Un uomo moderno, insomma, incapace di guardarsi dentro: «L’interiorità è il nostro invisibile: i maschi non la tollerano, hanno sempre bisogno di vedere, di toccare; altri però, che io chiamo “uomini”, seguono le utopie, la poesia, la ricerca di qualcuno che non potranno mai raggiungere, sempre ammaliati dall’enigma dell’esistenza. Sono uomini che pongono a sé stessi domande di senso, senza spargere idee che li portano al denaro, uomini che vogliono essere soli per trovare qualità desuete in questi tempi, che non vogliono seguire gli istinti per realizzarsi, che comprendono in un istante le parole poetiche. L’interiorità è abitata dal senso religioso della vita, dalla ricerca, dalla domanda filosofica, dal senso letterario, estetico dell’esistenza». Poi, un riferimento alla Bibbia: «Mi sono chiesto: che tipo di educazione all’interiorità hanno avuto gli uomini della Bibbia? E mi sono risposto che la cecità è importante: lo è, ad esempio, nel rapporto tra Tobi e il figlio Tobia, oppure ricord la cecità metaforica di Giona nel ventre della balena, di Isacco, che si trova a muoversi a tentoni, di Giacobbe, di Giobbe, di Giuseppe … La cecità diventa il luogo di fondo che ci rinvia alla necessità di sostare nell’ombra, a guardarci nel di dentro anche se questo ci porta pena. C’è, insomma, una cecità che ci trasmette il bisogno di crescere, di divenire».

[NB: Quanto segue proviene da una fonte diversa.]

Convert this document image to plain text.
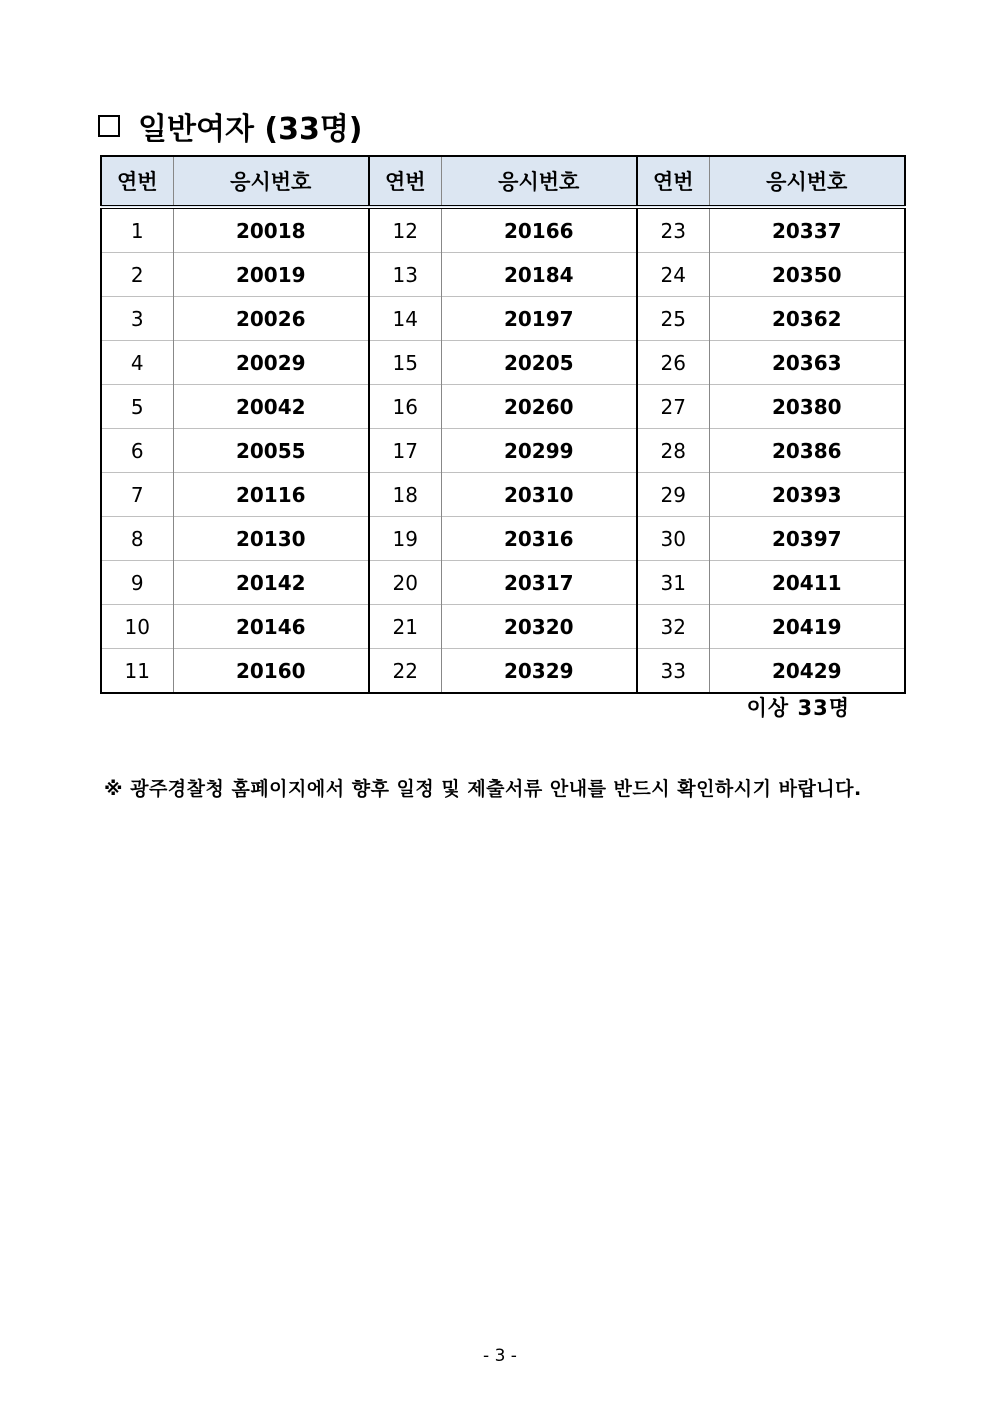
일반여자 (33명)
연번	응시번호	연번	응시번호	연번	응시번호
1	20018	12	20166	23	20337
2	20019	13	20184	24	20350
3	20026	14	20197	25	20362
4	20029	15	20205	26	20363
5	20042	16	20260	27	20380
6	20055	17	20299	28	20386
7	20116	18	20310	29	20393
8	20130	19	20316	30	20397
9	20142	20	20317	31	20411
10	20146	21	20320	32	20419
11	20160	22	20329	33	20429
이상 33명
※ 광주경찰청 홈페이지에서 향후 일정 및 제출서류 안내를 반드시 확인하시기 바랍니다.
- 3 -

Un altro segno distintivo degli uomini è che non sanno ricercare la solitudine: «Ne abbiamo paura ma non dobbiamo confondere la solitudine con l’isolamento. Mi sembra che noi, come maschi, stiamo tradendo la storia delle nostre solitudini migliori, vogliamo sempre "fare squadra”. Saluto con riverenza invece gli uomini che seguono strade solitarie, il piacere fisico e corporeo di stare soli purché questo non avvenga all’insegna della competizione, come succede spesso oggi. Dobbiamo riscoprire il valore salvifico ed emancipativo della solitudine, di una sana camminata nei boschi, del camminare a zonzo, del perdersi per strada. Dobbiamo accettare le antiche leggi della solitudine, camminare lentamente, stare in silenzio, sostare su un senso antico... ». I maschi quindi devono andare a scuola dalle donne: «Non riusciamo a piangere, non riusciamo a dire a un amico quello che pensiamo, quello che abbiamo dentro di noi… Come uomini dobbiamo andare a scuola dalle donne. Nel mondo femminile la capacità di cura, comunicare tra loro, di vivere la solitudine senza scivolare nell’isolamento è molto forte. In alcune componenti del mondo giovanile ci sono segnali fecondi in questo senso. Mi chiedo come i maschi potranno affrontare la vecchiaia in serenità, senza coltivare la vita interiore».
Infine, dal pubblico, una domanda: come trasformare i maschi in uomini? La riposta, secca: «Consiglio alle donne di fare un test ai loro uomini: regalate loro un libro di poesia. A seconda della fine che fa il libro potrete accertare che tipo di uomo avete».